Hist is a kind, gentle, laughing,
pleasant creatur', but she loves honor, as well as any Delaware
gal I ever know'd. She's to meet the Sarpent an hour hence, on the
p'int where Hetty landed, and no doubt she has her anxiety about
it, like any other woman; but she'd be all the happier did she know
that her lover was at this moment waylaying a Mingo for his scalp."
"If you really believe this, Deerslayer, no wonder you lay so
much stress on gifts. Certain am I, that no white girl could feel
anything but misery while she believed her betrothed in danger of
his life! Nor do I suppose even you, unmoved and calm as you ever
seem to be, could be at peace if you believed your Hist in danger."

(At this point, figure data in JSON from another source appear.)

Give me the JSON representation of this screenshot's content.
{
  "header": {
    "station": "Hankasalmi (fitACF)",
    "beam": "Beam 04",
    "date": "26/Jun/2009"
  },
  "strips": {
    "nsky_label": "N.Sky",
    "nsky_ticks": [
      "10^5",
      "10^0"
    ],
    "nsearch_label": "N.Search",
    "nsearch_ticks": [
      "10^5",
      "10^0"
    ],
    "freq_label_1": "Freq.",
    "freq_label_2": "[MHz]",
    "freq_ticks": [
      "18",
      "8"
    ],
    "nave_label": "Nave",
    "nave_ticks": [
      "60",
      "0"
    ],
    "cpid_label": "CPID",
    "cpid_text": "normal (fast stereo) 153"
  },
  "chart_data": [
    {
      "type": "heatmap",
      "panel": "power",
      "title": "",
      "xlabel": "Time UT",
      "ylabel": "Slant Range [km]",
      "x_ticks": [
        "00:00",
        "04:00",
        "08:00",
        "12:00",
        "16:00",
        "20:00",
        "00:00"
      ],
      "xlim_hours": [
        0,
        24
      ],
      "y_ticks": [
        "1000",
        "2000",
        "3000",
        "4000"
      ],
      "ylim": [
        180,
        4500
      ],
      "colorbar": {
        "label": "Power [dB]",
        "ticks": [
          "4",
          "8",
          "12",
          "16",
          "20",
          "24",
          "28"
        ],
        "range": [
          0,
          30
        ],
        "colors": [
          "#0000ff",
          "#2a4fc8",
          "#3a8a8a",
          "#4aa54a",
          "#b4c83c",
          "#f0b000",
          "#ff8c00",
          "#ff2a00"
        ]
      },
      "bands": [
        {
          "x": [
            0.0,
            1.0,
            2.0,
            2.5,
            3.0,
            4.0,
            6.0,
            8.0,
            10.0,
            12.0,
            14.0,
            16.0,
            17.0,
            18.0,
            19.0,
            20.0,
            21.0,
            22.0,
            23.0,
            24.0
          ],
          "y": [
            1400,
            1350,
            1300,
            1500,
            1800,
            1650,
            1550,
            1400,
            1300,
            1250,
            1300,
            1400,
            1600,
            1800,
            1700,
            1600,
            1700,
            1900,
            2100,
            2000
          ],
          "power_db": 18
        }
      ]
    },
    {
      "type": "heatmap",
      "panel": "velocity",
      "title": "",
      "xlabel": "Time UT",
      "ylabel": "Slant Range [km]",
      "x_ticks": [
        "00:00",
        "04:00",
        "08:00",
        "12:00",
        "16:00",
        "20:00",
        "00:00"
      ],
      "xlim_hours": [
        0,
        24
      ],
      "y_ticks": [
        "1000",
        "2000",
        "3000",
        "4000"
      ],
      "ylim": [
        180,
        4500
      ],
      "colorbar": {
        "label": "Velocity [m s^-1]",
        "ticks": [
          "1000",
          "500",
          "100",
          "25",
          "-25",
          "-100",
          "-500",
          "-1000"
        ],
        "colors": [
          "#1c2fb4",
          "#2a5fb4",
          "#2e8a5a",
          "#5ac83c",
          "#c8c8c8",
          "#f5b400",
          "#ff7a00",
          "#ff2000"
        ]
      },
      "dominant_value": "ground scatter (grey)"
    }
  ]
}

"That's a different matter - 'tis altogether a different matter,
Judith. Woman is too weak and gentle to be intended to run such
risks, and man must feel for her. Yes, I rather think that's as
much red natur' as it's white. But I have no Hist, nor am I like
to have; for I hold it wrong to mix colours, any way except in
friendship and sarvices."
"In that you are and feel as a white man should! As for Hurry
Harry, I do think it would be all the same to him whether his wife
were a squaw or a governor's daughter, provided she was a little
comely, and could help to keep his craving stomach full.